Subieron las elegantes y
estilizadas escaleras adornadas con un barandal tallado en madera fina, eran
flanqueados por el candelabro de cristal cortado que colgaba del alto techo de
aquella lujosa mansión y que alumbraba en la oscura y fría madrugada. Al
seguirlo cruzaron un pasillo alfombrado, paredes adornadas con suntuosas obras
de arte. Llegaron a la habitación principal, Delia abrió la puerta en
sigilo y ahí en la cama estilo Luis XVI yacía dormido y boca arriba Genaro,
sobre la colcha y con la cabeza casi colgando de la cama, roncando con la
camisa a medio desabotonar, el pantalón desabrochado y aún con el cinturón
enrollado en la mano, el charco del fétido y amarillento vómito en el mismo
lugar de siempre en la percudida alfombra.

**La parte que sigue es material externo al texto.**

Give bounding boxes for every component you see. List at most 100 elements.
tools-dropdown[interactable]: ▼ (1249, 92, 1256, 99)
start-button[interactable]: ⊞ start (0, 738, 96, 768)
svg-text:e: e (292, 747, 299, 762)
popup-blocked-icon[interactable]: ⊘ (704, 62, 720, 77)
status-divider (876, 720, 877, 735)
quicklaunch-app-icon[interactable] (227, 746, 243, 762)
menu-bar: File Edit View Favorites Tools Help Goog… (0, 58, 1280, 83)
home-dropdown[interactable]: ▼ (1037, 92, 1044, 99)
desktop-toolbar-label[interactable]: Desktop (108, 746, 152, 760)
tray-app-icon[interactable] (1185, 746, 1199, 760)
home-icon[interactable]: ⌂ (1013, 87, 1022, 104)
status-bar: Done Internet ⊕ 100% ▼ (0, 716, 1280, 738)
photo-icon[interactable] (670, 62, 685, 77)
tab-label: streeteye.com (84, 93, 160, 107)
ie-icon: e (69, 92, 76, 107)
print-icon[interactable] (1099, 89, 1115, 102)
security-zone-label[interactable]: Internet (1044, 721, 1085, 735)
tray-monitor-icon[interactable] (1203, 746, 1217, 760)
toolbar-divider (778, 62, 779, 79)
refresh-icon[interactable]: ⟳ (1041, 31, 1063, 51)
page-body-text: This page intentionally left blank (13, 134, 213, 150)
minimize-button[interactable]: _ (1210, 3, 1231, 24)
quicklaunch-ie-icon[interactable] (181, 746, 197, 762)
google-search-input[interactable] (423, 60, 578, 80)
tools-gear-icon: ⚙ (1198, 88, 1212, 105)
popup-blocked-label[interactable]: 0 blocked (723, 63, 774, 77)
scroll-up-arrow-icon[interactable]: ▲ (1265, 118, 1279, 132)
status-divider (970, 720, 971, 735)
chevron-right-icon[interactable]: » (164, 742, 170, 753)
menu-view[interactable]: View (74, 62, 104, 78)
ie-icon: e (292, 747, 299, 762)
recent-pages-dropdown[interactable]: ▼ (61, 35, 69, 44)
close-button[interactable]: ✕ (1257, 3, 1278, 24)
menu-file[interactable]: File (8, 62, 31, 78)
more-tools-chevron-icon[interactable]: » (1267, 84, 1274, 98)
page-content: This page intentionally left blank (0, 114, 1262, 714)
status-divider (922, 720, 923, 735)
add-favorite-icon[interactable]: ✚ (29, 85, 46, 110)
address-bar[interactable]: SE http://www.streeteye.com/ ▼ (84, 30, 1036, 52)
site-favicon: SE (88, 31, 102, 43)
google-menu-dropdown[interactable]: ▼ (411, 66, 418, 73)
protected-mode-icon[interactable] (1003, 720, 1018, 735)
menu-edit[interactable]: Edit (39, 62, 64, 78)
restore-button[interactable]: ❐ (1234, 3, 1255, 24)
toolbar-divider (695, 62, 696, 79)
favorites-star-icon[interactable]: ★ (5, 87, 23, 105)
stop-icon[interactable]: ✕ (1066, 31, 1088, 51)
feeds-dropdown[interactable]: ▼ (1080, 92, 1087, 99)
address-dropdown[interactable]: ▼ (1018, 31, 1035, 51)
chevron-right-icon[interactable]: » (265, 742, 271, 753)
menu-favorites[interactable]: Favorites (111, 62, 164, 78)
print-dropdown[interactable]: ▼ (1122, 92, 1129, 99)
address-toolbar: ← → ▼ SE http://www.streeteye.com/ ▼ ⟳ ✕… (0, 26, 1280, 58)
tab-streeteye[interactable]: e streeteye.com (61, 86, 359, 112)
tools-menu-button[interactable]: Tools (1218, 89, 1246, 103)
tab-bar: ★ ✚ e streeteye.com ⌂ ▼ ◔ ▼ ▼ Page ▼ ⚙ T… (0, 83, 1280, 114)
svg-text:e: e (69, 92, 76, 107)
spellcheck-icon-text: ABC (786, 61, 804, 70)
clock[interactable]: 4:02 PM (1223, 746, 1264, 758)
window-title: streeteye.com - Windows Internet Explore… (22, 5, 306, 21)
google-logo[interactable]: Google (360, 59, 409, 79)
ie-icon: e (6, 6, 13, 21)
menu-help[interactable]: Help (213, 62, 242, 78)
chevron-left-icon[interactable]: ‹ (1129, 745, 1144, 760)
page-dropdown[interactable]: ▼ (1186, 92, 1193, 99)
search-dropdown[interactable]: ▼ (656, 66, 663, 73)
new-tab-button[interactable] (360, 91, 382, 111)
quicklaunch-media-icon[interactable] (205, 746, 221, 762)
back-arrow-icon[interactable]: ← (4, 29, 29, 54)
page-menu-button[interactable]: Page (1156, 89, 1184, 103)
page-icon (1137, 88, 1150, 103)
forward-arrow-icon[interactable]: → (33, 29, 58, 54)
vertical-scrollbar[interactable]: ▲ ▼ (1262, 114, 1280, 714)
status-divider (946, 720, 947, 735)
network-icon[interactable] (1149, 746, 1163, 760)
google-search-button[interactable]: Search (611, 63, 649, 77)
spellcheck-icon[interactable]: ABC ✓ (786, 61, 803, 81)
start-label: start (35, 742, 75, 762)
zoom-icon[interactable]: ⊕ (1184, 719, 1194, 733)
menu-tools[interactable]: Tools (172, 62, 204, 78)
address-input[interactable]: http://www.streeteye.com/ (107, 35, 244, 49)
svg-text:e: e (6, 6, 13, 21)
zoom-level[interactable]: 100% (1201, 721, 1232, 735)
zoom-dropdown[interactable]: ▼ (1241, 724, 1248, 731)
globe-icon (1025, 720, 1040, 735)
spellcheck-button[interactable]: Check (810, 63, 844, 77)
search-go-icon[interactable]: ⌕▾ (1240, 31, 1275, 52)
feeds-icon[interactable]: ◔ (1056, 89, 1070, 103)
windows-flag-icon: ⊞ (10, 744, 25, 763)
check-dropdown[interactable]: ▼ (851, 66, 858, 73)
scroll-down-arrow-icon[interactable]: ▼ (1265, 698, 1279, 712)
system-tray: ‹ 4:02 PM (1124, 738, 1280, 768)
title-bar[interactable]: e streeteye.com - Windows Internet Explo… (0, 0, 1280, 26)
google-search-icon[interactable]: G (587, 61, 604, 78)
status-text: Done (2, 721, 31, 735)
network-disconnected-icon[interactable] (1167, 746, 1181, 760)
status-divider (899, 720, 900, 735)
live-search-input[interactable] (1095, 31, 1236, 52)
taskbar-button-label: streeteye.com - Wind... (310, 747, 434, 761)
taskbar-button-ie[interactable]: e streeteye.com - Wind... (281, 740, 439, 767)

Delia lo observaba y no veía al galán que un día la
conquistó, no veía al carismático hombre que al día siguiente la saludaría como
si nada y que arrepentido le mandaría los más bellos ramos de flores o le
compraría un lujoso collar, no veía al temido hombre de negocios que todos
reverenciaban y que era recibido en cualquier evento social, no veía a ese
padre que llevaba los mejores juguetes a Juan Genaro traídos de Estados Unidos
o Inglaterra y que se aventuraba a jugar y divertir como nadie a su hijo en
entretenidos enfrentamientos de indios y vaqueros, no veía a ese gran orador y
dueño de las comidas familiares que no daba fin a las anécdotas y chistes que
cautivaban a todos. Solo veía al cruel borracho que arremetía contra ella cada
borrachera, al que venía del burdel oliendo a perfume barato de ramera y que
tambaleándose a la entrada de la grandiosa casa la correteaba sin más motivo
con el cinturón en la fornida mano derecha y que erráticamente golpeaba en un
rincón acusándola de cualquier ocurrencia de su embriaguez o si lograba una
erección la violaba salvajemente en el piso. Para ella era un monstruo y como
dijo el fauno, sabía qué hacer.
—Ahí lo tienes, tu
amado, tu verdugo, tu destino. Ya no le tienes miedo. Es todo tuyo. Hazlo —ordenaba enardecido el astado y peludo ser
señalándole a Delia el cojín verde con bordes dorados que hacía juego con la
colcha.
Al despuntar el sol luego de
una atribulada madrugada e hipnotizada con las palabras de aquella aparición se inclinó y tomó el
cojín con ambas manos temblando, su gesto cambiaba de un rostro neutral a uno
con ira y gozo. El odio la inundó. Estaba dispuesta y su sufrimiento estaría
por acabar. Estaba segura. Nunca pensó en matar a una persona y sin embargo
ahora no se cuestionaba. Al tener el cojín apuntando a la cara de su indefenso
esposo giró la cabeza para ver al fauno en una última aprobación antes de
ahogar y terminar con su calvario, en cuanto lo tuvo a la vista este con la voz
decidida y en tono diabólico ordenó:
—¡Hazlo!
Al tratar de accionar la venganza y asfixiar a aquel
monstruo Delia se congeló contra su voluntad cuando Genaro despertó y con las
miradas directas uno al otro se contemplaron, Delia soltó el cojín y sin hacer
movimiento alguno escuchó:
—Hola, hermosa,
buenos días, ¿qué horas son? —con la voz de
adormilado y estirándose preguntaba Genaro en un claro episodio de intencional
amnesia etílica.
Delia volteó en búsqueda de su cómplice, vio en la
habitación, vio en el aire, en el espacio y no había más humo.